Бешенство захлестывает меня. Чего они приперлись? Что им нужно? Хорошо, что нет матери. И я кричу:
— Задание?! Задание, говорите вы? Я догадался! Я не дурак! Отец уехал на Белоостров, на границу! Он там погиб, там?
Они долго молчат, переглядываются, наконец Чуцкаев тихо говорит:
— Хорошо. Но об этом ты не должен говорить никому, ты понял? Сейчас в память об Алексее мы доверили тебе, будущему чекисту, государственную тайну. И ты не вздумай наше доверие не оправдать! Это преступление, я не шучу!

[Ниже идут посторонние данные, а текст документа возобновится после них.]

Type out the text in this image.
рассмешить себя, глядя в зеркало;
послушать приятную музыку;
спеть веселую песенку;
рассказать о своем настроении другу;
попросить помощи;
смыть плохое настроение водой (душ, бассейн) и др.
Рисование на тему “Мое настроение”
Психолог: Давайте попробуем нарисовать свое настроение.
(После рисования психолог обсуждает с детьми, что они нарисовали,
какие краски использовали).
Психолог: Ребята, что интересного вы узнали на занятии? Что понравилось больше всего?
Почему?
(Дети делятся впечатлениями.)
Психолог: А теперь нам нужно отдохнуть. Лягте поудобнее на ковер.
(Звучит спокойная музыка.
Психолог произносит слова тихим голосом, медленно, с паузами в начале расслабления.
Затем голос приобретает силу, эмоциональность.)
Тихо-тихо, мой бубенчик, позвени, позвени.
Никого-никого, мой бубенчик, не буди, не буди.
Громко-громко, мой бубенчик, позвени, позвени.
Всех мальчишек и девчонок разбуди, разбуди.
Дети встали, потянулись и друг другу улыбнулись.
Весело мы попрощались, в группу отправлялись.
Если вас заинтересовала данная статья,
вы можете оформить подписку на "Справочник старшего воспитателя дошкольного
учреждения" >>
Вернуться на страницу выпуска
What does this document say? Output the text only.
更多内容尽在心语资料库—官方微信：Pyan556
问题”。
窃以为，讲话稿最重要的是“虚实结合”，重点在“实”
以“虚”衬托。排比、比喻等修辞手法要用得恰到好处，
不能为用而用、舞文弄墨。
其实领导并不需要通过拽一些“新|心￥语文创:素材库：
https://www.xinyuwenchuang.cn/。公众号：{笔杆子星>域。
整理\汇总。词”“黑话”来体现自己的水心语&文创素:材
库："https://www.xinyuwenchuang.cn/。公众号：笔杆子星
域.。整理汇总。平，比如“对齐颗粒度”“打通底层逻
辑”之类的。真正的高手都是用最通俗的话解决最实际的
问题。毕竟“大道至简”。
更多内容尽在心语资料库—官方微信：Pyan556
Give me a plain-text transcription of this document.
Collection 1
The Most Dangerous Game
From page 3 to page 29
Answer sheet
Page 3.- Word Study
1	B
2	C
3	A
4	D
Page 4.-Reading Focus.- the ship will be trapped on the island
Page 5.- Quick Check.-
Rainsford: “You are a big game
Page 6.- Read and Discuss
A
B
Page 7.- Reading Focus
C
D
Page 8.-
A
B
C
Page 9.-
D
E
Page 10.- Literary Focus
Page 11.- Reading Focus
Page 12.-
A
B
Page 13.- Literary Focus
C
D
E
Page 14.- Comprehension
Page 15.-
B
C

Я понимаю, что он не шутит, что моя догадка, возникшая из ниоткуда, есть первый, очень серьезный удар, и не только по психике, тем более что уже через час я узнаю все, до конца, и этот осколок жутковатой политики будет кровить во мне всю оставшуюся жизнь…

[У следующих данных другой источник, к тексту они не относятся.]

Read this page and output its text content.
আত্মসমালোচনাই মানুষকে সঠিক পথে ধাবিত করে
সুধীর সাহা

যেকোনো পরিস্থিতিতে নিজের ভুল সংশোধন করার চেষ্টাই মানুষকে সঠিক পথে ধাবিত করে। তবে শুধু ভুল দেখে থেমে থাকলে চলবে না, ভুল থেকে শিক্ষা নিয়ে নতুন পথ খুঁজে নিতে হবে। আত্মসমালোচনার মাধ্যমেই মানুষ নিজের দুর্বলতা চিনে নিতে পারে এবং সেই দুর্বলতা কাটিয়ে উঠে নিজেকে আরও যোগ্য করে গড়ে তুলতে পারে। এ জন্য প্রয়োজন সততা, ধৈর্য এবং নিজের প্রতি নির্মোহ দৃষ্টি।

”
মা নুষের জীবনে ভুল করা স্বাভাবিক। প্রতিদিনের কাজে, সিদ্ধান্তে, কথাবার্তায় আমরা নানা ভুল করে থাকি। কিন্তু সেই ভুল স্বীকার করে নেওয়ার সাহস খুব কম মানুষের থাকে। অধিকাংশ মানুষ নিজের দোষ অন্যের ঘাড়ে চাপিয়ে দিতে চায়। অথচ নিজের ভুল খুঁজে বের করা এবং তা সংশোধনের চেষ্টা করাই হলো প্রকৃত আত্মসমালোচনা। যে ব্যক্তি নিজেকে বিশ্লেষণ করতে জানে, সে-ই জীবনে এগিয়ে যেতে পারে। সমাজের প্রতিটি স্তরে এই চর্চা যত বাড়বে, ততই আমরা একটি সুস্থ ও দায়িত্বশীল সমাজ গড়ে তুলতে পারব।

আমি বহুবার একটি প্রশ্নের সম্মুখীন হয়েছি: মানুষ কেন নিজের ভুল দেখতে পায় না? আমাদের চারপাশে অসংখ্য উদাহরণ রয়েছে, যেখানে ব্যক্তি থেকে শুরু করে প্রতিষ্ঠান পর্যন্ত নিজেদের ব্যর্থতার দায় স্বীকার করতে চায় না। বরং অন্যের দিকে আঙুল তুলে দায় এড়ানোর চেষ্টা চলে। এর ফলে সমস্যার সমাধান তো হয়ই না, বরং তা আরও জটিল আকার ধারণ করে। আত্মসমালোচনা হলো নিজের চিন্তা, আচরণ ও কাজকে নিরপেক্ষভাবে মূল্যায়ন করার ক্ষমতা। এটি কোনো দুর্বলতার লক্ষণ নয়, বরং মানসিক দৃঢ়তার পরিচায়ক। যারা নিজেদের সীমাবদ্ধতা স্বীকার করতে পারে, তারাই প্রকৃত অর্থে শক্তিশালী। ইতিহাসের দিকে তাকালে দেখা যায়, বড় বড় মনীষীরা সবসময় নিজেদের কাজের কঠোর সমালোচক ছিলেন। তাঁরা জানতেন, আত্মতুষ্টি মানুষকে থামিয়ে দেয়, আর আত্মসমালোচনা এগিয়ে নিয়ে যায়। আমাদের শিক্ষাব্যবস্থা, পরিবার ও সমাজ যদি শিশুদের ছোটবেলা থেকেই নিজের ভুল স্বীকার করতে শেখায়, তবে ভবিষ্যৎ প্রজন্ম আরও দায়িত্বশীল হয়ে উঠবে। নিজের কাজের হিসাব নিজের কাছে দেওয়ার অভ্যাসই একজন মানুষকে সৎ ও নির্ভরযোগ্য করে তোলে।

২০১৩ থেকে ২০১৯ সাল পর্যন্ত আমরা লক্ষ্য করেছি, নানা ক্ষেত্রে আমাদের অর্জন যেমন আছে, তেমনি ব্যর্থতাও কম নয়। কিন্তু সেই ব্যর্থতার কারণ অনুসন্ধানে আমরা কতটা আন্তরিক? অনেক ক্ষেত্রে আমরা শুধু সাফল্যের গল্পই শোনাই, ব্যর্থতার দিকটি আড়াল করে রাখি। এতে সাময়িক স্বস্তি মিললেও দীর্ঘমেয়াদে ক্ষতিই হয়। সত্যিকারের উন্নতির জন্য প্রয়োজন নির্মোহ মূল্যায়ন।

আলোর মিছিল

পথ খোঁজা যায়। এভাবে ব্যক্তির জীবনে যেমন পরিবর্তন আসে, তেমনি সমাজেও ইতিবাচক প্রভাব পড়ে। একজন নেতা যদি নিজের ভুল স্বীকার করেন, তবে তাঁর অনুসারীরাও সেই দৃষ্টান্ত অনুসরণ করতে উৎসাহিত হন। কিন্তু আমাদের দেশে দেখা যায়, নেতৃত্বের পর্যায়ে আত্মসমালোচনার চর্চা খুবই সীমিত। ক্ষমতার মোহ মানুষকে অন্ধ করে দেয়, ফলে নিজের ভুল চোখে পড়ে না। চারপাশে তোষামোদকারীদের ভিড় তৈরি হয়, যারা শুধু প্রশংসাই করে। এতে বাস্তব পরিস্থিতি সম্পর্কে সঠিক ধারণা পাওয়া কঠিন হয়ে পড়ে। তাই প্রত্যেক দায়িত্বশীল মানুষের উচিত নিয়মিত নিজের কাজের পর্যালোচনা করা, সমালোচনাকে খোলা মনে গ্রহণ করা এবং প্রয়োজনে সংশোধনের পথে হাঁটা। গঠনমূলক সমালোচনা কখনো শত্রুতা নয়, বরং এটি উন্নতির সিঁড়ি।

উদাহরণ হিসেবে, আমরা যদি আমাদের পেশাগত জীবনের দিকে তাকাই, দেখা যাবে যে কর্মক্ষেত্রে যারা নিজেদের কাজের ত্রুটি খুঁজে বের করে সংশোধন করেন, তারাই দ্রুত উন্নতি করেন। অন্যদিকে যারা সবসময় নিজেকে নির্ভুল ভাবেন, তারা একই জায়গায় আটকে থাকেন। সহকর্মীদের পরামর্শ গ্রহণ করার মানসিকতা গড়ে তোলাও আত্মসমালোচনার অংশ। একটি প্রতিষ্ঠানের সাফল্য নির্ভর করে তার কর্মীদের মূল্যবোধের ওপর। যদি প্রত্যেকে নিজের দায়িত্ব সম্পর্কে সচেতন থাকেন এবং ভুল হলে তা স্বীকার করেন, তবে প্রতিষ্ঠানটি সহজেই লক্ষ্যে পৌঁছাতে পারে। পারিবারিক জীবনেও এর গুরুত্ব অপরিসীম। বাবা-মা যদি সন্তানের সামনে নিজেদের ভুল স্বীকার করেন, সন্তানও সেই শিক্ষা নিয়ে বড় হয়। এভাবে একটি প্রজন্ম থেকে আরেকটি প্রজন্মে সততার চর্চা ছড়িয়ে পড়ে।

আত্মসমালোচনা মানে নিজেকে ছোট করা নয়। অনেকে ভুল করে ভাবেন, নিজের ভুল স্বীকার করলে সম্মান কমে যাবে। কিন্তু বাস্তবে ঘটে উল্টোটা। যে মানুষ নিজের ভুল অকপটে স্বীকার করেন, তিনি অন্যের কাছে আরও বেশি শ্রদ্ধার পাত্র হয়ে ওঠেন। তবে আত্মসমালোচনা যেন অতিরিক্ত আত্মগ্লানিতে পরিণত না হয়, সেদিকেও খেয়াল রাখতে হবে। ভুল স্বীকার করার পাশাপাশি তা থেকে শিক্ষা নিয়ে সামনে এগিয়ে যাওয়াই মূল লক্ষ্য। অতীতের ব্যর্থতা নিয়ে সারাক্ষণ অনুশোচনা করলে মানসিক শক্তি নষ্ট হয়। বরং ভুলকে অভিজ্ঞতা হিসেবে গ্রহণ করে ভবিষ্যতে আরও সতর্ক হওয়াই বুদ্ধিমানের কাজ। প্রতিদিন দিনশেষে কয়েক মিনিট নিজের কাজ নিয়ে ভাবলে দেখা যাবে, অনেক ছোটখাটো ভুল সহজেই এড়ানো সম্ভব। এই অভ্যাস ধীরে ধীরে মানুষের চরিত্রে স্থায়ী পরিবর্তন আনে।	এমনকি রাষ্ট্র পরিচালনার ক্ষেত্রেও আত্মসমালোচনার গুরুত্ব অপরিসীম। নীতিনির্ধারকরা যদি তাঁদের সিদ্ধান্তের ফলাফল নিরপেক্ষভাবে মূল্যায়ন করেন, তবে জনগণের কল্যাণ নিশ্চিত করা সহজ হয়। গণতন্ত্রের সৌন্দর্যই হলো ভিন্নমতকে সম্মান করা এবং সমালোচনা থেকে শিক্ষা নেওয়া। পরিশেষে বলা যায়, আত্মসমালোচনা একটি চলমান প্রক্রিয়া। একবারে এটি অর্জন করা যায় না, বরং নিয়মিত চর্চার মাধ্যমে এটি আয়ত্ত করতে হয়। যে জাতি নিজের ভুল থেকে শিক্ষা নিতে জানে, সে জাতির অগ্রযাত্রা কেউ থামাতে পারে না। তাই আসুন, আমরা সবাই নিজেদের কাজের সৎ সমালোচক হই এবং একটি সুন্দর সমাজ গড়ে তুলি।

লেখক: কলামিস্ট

Возвратились мама и Ульяна, услышав страшную весть, завыли в голос, я и предположить такого не мог. Мама? Как некая сказочная бабка? Видимо, я еще не понимал, что отец не вернется. Формальные слова не обретали смысла, не становились им.
— Вам и мальчику до совершеннолетия будет назначена пенсия.
Они торжественно уходят, Уля подает маме рюмку с валерианкой и таблетку.
— Идем ко мне, Нина, и пойми: не ты первая, не ты и последняя…
— Да какое мне дело до всех! — кричит мать дурным голосом, — какое мне дело! Нет Алексея, его нет, а не кого-то, ты понимаешь?
Они разговаривают в нянечкиной комнате, из-за дверей долетают их возбужденные голоса.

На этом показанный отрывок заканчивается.